Morrison & Foerster LLP

Joseph C. Gratz

San Francisco
Joseph Gratz has a notable track record in AI law, particularly in cases involving cutting-edge technology and intellectual property rights.
He has a longstanding relationship with OpenAI, advising on legal matters related to their research and product offerings, a collaboration that predates the launch of ChatGPT.
Gratz's expertise in AI law first emerged during his tenure as counsel for Google in the Google Books case, which was about scanning all the books in the world to create a book search engine. Gratz said one of the side issues in that case was about what else copyright law permitted one to do with the text of books.
"So, uses for things like machine translation or training an AI to answer factual questions were other examples, like search engines, of things that one could do with the text of books that don't substitute for the copyrightable expression in the books themselves," he said.
In Does v. OpenAI et al., Gratz represents OpenAI in a class action lawsuit under the Digital Millennium Copyright Act concerning generative AI models.
In another case, the plaintiffs, programmers who shared their open-source code on GitHub, contend that the training of AI for Copilot -- a tool developed in collaboration with GitHub to enhance coding efficiency -- constituted improper removal of copyright management information.
In a pair of other separate matters, Gratz is representing OpenAI in a set of cases by authors of books who allege that the text of their books was included in the training data for ChatGPT, and that training on those books infringed copyrights. Tremblay et al. v. OpenAI, Inc. et al. 3:23-cv-03223 (N.D. Cal., filed June 28, 2023). Silverman et al. v. OpenAI, Inc. et al. 3:23-cv-03416 (N.D. Cal., filed July 7, 2023).
"Those cases are still pending, but the questions they raise are important to the future of AI that has a broad and diverse range of knowledge," Gratz said.
Gratz is also representing Stability AI in a case about image generation technology called Stable Diffusion.
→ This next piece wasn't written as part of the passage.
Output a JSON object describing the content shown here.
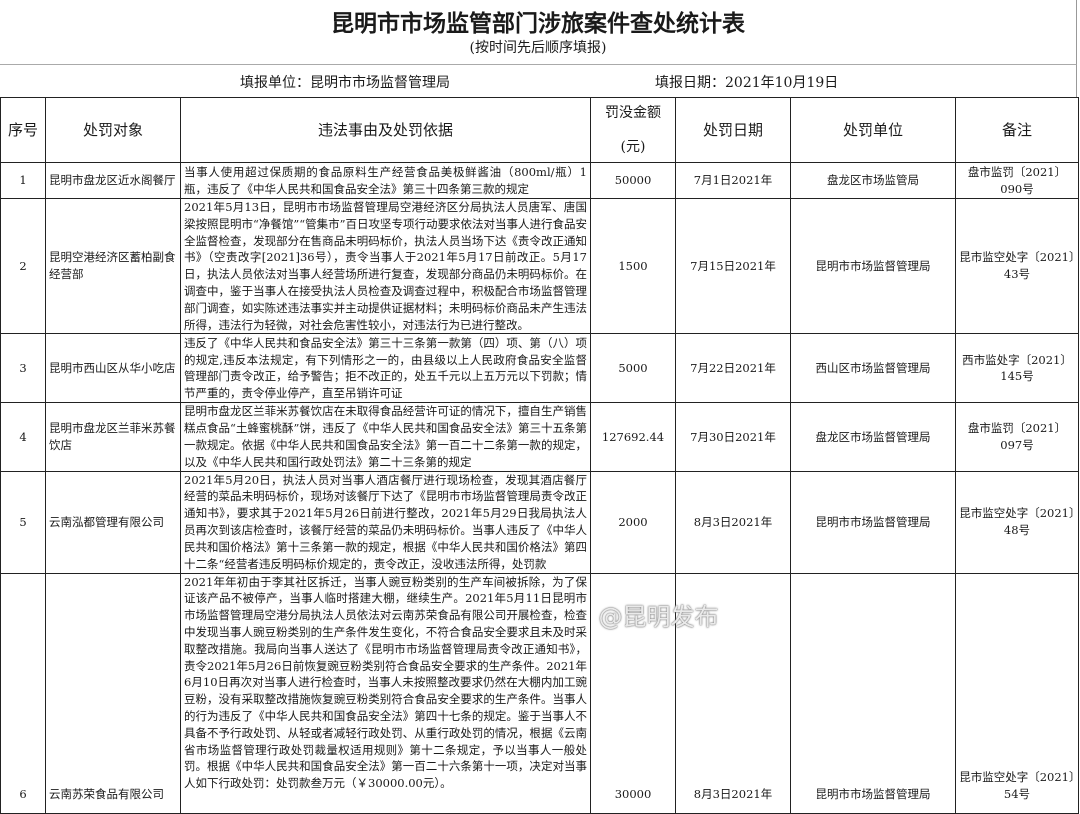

"That case is important because it's about whether a computer is allowed to create new art that's inspired by existing art, as long as it doesn't create art that's substantially similar to the existing art."
That case is in its early stages.
Gratz said an obstacle in all these cases is helping judges and courts understand that the laws were written with one kind of technology in mind and now this law has to apply to a variety of new technologies that the lawmakers couldn't have imagined.
"The courts are also determining how to apply these existing laws to new technologies like AI or online marketplaces," he said. "And so, that's the constant challenge. Figuring out the best way to communicate and adapt those pre-existing legal regimes that those court opinions were based on and applying them to new technologies like AI."